Con el paso del tiempo, Robert entendió que necesitaba buscar nuevas oportunidades lejos de su país natal. Con apenas 20 años tomó la decisión más difícil de su vida: dejar Argentina y viajar hacia los Estados Unidos en busca de una mejor calidad de vida y un futuro más estable para él y su familia.
Al llegar a Los Santos, ciudad inspirada en Los Ángeles, comenzó trabajando en pequeños empleos para poder mantenerse: repartidor, ayudante de depósito e incluso conductor nocturno. Sin embargo, nunca abandonó su objetivo principal. Con mucho esfuerzo logró ingresar a la Universidad de Richman, donde estudió Derecho y años más tarde consiguió graduarse exitosamente.
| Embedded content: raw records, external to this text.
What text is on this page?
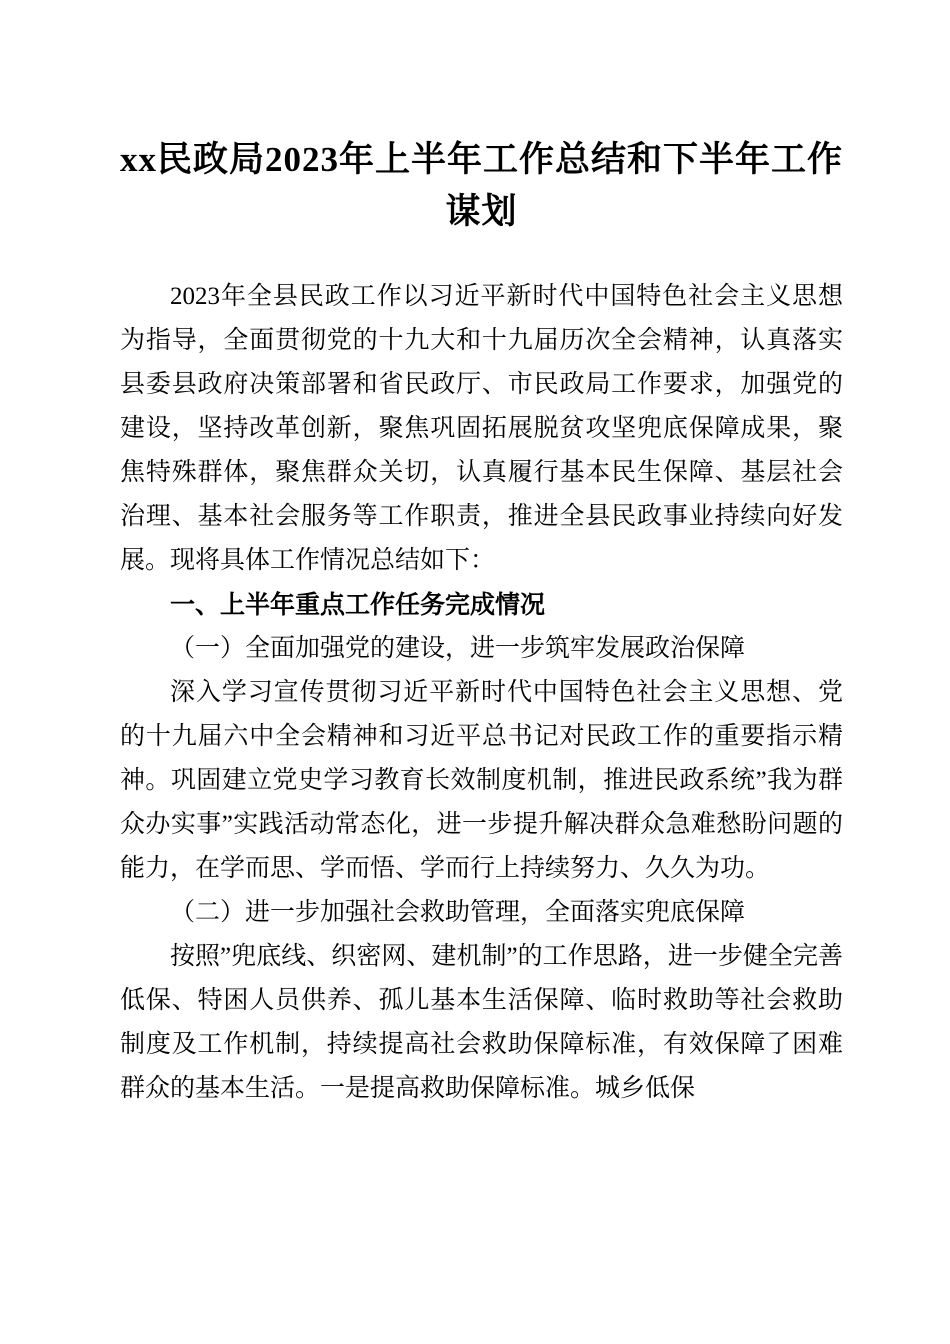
xx民政局2023年上半年工作总结和下半年工作谋划

2023年全县民政工作以习近平新时代中国特色社会主义思想为指导，全面贯彻党的十九大和十九届历次全会精神，认真落实县委县政府决策部署和省民政厅、市民政局工作要求，加强党的建设，坚持改革创新，聚焦巩固拓展脱贫攻坚兜底保障成果，聚焦特殊群体，聚焦群众关切，认真履行基本民生保障、基层社会治理、基本社会服务等工作职责，推进全县民政事业持续向好发展。现将具体工作情况总结如下：

一、上半年重点工作任务完成情况

（一）全面加强党的建设，进一步筑牢发展政治保障

深入学习宣传贯彻习近平新时代中国特色社会主义思想、党的十九届六中全会精神和习近平总书记对民政工作的重要指示精神。巩固建立党史学习教育长效制度机制，推进民政系统”我为群众办实事”实践活动常态化，进一步提升解决群众急难愁盼问题的能力，在学而思、学而悟、学而行上持续努力、久久为功。

（二）进一步加强社会救助管理，全面落实兜底保障

按照”兜底线、织密网、建机制”的工作思路，进一步健全完善低保、特困人员供养、孤儿基本生活保障、临时救助等社会救助制度及工作机制，持续提高社会救助保障标准，有效保障了困难群众的基本生活。一是提高救助保障标准。城乡低保
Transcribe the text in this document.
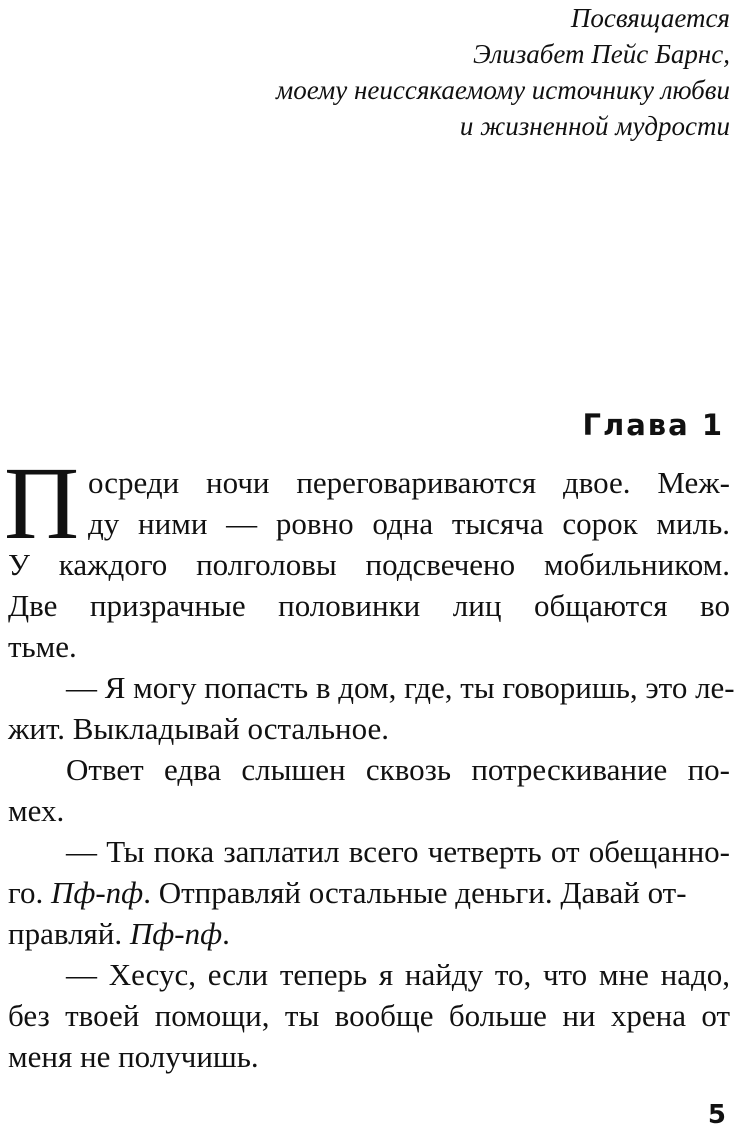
Посвящается
Элизабет Пейс Барнс,
моему неиссякаемому источнику любви
и жизненной мудрости
Глава 1
П осреди ночи переговариваются двое. Меж-
ду ними — ровно одна тысяча сорок миль.
У каждого полголовы подсвечено мобильником.
Две призрачные половинки лиц общаются во
тьме.
— Я могу попасть в дом, где, ты говоришь, это ле-
жит. Выкладывай остальное.
Ответ едва слышен сквозь потрескивание по-
мех.
— Ты пока заплатил всего четверть от обещанно-
го. Пф-пф. Отправляй остальные деньги. Давай от-
правляй. Пф-пф.
— Хесус, если теперь я найду то, что мне надо,
без твоей помощи, ты вообще больше ни хрена от
меня не получишь.
5
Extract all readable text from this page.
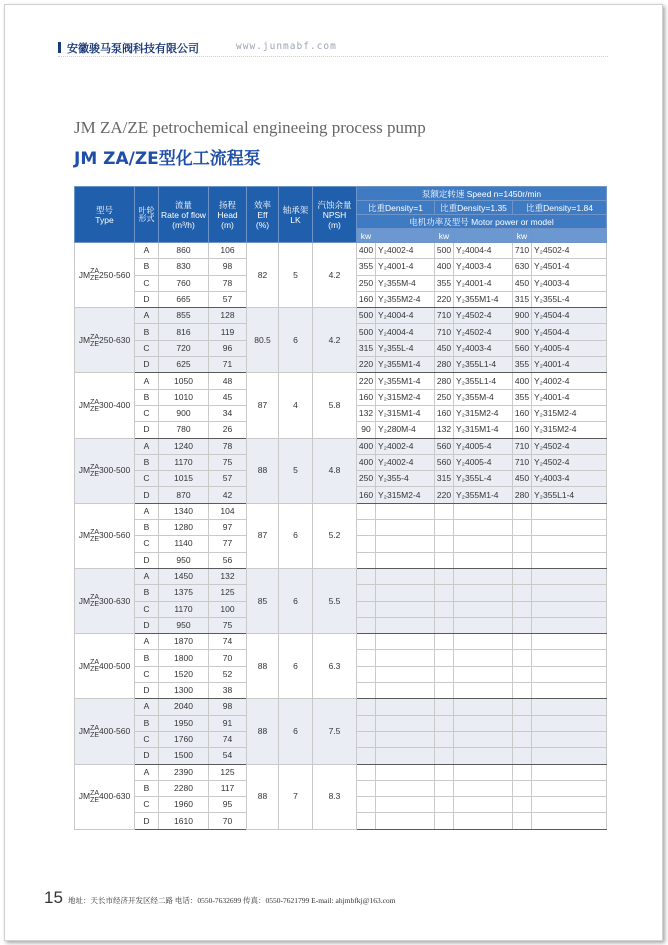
安徽骏马泵阀科技有限公司	www.junmabf.com
JM ZA/ZE petrochemical engineeing process pump
JM ZA/ZE型化工流程泵
型号
Type	叶轮形式	流量
Rate of flow
(m³/h)	扬程
Head
(m)	效率
Eff
(%)	轴承架
LK	汽蚀余量
NPSH
(m)	泵额定转速 Speed n=1450r/min					
							比重Density=1		比重Density=1.35		比重Density=1.84	
							电机功率及型号 Motor power or model					
							kw		kw		kw	
JM ZA
ZE 250-560	A	860	106	82	5	4.2	400	Y₂4002-4	500	Y₂4004-4	710	Y₂4502-4
	B	830	98				355	Y₂4001-4	400	Y₂4003-4	630	Y₂4501-4
	C	760	78				250	Y₂355M-4	355	Y₂4001-4	450	Y₂4003-4
	D	665	57				160	Y₂355M2-4	220	Y₂355M1-4	315	Y₂355L-4
JM ZA
ZE 250-630	A	855	128	80.5	6	4.2	500	Y₂4004-4	710	Y₂4502-4	900	Y₂4504-4
	B	816	119				500	Y₂4004-4	710	Y₂4502-4	900	Y₂4504-4
	C	720	96				315	Y₂355L-4	450	Y₂4003-4	560	Y₂4005-4
	D	625	71				220	Y₂355M1-4	280	Y₂355L1-4	355	Y₂4001-4
JM ZA
ZE 300-400	A	1050	48	87	4	5.8	220	Y₂355M1-4	280	Y₂355L1-4	400	Y₂4002-4
	B	1010	45				160	Y₂315M2-4	250	Y₂355M-4	355	Y₂4001-4
	C	900	34				132	Y₂315M1-4	160	Y₂315M2-4	160	Y₂315M2-4
	D	780	26				90	Y₂280M-4	132	Y₂315M1-4	160	Y₂315M2-4
JM ZA
ZE 300-500	A	1240	78	88	5	4.8	400	Y₂4002-4	560	Y₂4005-4	710	Y₂4502-4
	B	1170	75				400	Y₂4002-4	560	Y₂4005-4	710	Y₂4502-4
	C	1015	57				250	Y₂355-4	315	Y₂355L-4	450	Y₂4003-4
	D	870	42				160	Y₂315M2-4	220	Y₂355M1-4	280	Y₂355L1-4
JM ZA
ZE 300-560	A	1340	104	87	6	5.2						
	B	1280	97									
	C	1140	77									
	D	950	56									
JM ZA
ZE 300-630	A	1450	132	85	6	5.5						
	B	1375	125									
	C	1170	100									
	D	950	75									
JM ZA
ZE 400-500	A	1870	74	88	6	6.3						
	B	1800	70									
	C	1520	52									
	D	1300	38									
JM ZA
ZE 400-560	A	2040	98	88	6	7.5						
	B	1950	91									
	C	1760	74									
	D	1500	54									
JM ZA
ZE 400-630	A	2390	125	88	7	8.3						
	B	2280	117									
	C	1960	95									
	D	1610	70									
15 地址：天长市经济开发区经二路 电话：0550-7632699 传真：0550-7621799 E-mail: ahjmbfkj@163.com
Luego de recibirse, Robert pasó meses buscando empleo en distintos estudios jurídicos y empresas de la ciudad, pero las oportunidades nunca llegaron como esperaba. Fue entonces cuando vio que el Departamento de Policía de Los Santos (LSPD) tenía abiertas las postulaciones para nuevos cadetes. Recordando los valores con los que fue criado y su deseo de ayudar a la comunidad, decidió presentar su currículum e intentar formar parte de la fuerza policial. Actualmente, Robert McGregor espera con ansiedad la respuesta del departamento. Está convencido de que su historia de sacrificio, su preparación académica y su fuerte sentido de la justicia pueden convertirlo en un gran oficial para la ciudad de Los Santos.